Just as the war was wrapping up and peace was on the horizon, this new killer, more deadly than machine guns, artillery shells or poisonous gases, ripped through the armies, striking down men regardless of rank or nationality. It paid no heed to the Armistice of November 11, 1918, continuing to kill millions until well into 1919.
And this was how many of the Allied troops came to be buried in Denmark’s Vestre cemetery. After surviving the brutality of the trenches, and the subsequent misery of being prisoners of war in Germany’s POW camps (in which many were incarcerated for years), they were finally on their way home, free of war and imprisonment and looking forward to returning to their families, homes, and loved ones when this new, merciless enemy struck them.
The troops who passed away in Denmark were there because of the Danish Scheme, implemented by Captain Charles Cabry Dix of the Royal Navy, in which British and Commonwealth prisoners of war who had been held in German POW camps east of the Elba River in Germany would be transported out of Germany via Denmark to ships that would take them home.

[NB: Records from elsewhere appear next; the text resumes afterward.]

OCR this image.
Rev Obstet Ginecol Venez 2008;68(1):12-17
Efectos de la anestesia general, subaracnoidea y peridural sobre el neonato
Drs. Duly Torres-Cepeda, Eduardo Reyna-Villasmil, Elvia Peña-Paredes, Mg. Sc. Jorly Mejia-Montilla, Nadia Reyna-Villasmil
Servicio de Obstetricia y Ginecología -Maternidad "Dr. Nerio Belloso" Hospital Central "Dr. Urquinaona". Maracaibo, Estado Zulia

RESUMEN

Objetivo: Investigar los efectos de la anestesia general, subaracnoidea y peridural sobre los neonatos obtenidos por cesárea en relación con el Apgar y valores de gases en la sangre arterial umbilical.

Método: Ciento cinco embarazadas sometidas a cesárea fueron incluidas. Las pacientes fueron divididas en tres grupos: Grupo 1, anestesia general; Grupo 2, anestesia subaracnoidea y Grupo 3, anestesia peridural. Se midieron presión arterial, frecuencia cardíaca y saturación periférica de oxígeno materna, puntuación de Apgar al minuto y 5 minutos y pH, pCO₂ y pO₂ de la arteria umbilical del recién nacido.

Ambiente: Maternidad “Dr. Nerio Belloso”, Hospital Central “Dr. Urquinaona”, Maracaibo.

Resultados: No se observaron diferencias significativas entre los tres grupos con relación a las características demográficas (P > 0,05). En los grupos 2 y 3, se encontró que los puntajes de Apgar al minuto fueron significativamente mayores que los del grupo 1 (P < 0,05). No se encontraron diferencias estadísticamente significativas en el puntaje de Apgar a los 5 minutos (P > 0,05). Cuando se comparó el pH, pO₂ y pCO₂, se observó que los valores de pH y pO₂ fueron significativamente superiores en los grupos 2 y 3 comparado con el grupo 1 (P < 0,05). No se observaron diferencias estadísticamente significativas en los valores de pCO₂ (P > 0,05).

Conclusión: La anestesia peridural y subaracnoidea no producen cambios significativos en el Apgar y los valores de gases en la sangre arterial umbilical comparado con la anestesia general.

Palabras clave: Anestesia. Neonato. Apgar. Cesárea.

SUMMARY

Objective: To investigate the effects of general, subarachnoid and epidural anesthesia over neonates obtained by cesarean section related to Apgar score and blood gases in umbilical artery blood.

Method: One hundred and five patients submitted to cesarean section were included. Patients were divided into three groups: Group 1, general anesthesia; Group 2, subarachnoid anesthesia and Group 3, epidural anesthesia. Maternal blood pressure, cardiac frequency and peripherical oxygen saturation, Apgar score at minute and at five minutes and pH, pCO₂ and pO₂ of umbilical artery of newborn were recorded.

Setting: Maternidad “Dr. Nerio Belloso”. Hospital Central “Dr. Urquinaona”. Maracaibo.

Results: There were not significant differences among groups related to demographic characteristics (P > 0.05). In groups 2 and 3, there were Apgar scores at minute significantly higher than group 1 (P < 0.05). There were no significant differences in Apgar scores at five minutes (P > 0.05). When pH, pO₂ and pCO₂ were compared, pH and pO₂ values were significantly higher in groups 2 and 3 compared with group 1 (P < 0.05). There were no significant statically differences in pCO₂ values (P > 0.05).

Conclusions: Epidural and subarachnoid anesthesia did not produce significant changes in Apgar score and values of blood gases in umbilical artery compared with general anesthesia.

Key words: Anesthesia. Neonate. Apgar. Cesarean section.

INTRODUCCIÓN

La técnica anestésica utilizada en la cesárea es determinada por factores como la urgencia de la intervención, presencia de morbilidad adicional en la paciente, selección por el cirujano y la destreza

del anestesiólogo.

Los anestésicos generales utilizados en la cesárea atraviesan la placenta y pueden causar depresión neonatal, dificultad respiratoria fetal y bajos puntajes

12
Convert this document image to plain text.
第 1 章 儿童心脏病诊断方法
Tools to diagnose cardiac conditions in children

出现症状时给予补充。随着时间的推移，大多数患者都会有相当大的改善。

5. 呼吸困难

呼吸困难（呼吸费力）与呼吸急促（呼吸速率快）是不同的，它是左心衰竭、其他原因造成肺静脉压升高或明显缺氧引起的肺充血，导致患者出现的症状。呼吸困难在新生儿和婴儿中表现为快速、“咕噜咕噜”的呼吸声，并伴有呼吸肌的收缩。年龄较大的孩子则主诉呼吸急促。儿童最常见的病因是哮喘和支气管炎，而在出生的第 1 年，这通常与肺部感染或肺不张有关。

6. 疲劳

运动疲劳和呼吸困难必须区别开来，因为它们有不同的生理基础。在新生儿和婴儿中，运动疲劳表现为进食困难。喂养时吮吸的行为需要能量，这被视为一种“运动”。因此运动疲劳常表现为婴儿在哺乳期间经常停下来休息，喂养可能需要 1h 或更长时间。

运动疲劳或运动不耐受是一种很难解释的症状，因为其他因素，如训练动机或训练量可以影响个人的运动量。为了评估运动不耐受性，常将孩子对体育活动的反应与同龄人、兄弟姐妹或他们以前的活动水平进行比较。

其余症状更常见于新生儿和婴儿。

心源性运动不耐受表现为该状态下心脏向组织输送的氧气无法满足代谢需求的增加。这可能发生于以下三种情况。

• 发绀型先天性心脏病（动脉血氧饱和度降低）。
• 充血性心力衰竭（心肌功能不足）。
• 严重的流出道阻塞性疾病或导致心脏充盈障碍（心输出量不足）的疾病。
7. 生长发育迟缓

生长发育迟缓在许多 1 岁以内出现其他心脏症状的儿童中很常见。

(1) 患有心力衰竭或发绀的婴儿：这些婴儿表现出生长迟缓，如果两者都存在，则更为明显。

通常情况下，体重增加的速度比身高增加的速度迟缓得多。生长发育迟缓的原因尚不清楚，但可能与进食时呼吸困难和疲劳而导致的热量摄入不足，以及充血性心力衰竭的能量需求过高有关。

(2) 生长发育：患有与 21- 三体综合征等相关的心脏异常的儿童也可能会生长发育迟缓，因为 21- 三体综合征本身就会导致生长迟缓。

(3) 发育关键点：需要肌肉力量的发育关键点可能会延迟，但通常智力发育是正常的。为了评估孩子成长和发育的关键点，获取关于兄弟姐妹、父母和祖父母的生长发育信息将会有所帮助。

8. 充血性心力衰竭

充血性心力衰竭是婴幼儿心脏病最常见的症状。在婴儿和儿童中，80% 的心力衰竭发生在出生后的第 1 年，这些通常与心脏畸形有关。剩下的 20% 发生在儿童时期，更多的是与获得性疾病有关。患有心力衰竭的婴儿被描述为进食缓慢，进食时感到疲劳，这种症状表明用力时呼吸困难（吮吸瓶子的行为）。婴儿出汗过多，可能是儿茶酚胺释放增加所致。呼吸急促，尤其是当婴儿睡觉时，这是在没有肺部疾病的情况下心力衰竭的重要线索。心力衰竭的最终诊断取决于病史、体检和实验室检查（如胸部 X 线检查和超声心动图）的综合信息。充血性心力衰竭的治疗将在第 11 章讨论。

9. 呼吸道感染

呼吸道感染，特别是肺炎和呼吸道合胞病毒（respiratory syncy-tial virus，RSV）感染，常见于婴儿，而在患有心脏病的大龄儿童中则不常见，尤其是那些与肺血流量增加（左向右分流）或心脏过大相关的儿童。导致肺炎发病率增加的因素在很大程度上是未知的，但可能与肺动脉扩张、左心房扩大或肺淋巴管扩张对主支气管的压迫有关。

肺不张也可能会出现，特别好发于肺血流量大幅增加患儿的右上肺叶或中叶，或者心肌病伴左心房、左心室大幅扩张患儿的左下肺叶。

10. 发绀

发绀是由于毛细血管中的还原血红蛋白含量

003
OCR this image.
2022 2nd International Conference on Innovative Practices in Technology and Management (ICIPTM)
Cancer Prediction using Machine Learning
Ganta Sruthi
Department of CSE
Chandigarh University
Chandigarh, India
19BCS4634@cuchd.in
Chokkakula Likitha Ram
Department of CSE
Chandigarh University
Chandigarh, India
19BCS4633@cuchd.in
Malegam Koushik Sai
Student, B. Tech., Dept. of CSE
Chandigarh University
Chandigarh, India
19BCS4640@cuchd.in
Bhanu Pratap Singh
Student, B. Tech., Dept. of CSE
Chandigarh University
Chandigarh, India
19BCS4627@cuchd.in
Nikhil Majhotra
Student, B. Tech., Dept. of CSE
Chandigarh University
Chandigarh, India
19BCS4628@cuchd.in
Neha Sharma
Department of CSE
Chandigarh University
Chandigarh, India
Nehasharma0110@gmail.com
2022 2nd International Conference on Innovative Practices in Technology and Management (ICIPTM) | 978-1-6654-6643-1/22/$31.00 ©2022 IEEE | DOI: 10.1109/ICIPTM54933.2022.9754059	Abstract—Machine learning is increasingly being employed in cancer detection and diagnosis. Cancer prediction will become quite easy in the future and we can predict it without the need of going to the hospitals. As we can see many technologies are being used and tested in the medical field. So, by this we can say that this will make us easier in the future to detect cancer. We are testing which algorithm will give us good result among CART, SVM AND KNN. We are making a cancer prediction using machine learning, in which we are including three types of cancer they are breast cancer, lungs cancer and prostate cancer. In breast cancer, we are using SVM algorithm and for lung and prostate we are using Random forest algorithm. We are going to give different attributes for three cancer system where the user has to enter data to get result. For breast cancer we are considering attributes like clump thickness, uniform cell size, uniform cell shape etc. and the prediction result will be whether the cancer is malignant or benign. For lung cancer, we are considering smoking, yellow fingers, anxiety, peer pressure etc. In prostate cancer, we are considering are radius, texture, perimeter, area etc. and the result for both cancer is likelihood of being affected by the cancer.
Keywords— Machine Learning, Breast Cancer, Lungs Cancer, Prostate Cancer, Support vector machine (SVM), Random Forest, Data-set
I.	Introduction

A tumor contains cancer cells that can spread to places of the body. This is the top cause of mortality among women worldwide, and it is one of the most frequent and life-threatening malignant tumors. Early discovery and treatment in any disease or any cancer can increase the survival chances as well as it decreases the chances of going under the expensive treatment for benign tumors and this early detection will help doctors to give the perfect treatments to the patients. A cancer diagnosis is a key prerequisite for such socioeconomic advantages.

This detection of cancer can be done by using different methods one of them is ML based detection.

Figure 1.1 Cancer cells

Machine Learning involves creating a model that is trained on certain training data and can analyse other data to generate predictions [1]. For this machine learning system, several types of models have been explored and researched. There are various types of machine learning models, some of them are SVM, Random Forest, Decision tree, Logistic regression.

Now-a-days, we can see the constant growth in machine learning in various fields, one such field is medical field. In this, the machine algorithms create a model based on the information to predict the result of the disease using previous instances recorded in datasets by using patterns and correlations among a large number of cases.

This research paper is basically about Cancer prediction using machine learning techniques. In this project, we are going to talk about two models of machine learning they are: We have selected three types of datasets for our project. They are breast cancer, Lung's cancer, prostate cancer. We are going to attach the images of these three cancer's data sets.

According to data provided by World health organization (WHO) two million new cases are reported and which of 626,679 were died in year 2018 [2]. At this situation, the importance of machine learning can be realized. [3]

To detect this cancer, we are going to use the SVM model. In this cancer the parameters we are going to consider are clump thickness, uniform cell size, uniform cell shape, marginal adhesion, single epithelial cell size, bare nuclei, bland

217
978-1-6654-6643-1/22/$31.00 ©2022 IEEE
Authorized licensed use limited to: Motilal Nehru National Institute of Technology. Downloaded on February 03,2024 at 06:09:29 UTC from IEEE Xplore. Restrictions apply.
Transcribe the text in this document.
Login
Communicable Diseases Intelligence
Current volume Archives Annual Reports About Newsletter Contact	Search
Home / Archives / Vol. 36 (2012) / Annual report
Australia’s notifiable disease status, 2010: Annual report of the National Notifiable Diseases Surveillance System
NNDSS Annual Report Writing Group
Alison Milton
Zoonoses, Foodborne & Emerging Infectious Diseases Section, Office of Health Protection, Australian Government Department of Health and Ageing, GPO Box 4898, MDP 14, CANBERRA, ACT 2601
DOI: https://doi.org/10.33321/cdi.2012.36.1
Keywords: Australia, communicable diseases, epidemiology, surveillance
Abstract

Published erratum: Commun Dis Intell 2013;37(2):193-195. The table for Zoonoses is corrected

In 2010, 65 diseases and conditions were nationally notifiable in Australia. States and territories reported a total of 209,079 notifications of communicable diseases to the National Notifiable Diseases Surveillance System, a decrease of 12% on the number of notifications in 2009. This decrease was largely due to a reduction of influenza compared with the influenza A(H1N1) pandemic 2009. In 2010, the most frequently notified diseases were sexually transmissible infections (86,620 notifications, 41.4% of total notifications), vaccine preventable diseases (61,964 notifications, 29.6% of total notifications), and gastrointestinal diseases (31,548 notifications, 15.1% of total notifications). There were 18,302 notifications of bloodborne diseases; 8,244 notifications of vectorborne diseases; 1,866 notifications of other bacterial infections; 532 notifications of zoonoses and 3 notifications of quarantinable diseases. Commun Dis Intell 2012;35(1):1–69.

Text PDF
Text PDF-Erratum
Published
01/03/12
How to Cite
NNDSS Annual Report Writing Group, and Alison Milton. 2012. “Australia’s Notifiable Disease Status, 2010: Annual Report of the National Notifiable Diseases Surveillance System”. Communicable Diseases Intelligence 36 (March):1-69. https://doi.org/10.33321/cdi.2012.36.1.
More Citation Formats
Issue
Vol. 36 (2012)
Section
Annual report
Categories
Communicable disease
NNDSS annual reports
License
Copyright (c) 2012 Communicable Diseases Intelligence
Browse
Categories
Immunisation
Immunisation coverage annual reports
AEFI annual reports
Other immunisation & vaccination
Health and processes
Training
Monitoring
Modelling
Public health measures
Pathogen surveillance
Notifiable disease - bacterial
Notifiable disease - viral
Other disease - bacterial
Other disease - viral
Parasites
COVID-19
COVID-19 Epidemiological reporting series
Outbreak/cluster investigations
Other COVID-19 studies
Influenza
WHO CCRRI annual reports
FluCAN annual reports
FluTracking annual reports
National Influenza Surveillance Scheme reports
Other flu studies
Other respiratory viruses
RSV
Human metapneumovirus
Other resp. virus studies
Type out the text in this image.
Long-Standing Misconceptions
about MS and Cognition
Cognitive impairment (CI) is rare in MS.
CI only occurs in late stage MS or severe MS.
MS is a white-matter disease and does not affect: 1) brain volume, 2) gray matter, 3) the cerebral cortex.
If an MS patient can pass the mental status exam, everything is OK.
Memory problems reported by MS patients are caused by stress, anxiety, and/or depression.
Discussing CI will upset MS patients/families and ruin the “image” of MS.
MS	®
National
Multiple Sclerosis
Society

An estimated 40,000 troops made their way home via this route. Some of these men, though, were suffering from battle wounds, or were simply generally weak from long periods of incarceration in German prison camps, and were kept in Danish camps to be treated by Danish nurses and doctors and strengthened for their journeys home. A number of them, sadly, never made it out of these Danish camps.
Spanish flu had hit Denmark hard – just as it had hit many European countries, and at the time that the Danish Scheme was implemented, Denmark’s hospitals were already bursting at the seams with patients infected with the flu, and Danish medical resources were already stretched beyond capacity.
Nonetheless, the Danish doctors and nurses did their best to care for the British and Commonwealth troops who were passing through the camps. Against the deadly Spanish flu, though, there was little that could be done.
It was so virulent that even men and women in the prime of their lives, strong and healthy, could be dead within days of contracting it. Weak and battle-wounded troops didn’t stand much of a chance if they became infected.
All in all, nineteen British and Commonwealth troops died in the Danish camps. They have been commemorated by a large memorial in Copenhagen’s Vestre Cemetery, and the sacrifice they made has not been forgotten, even though they are buried far from their homes.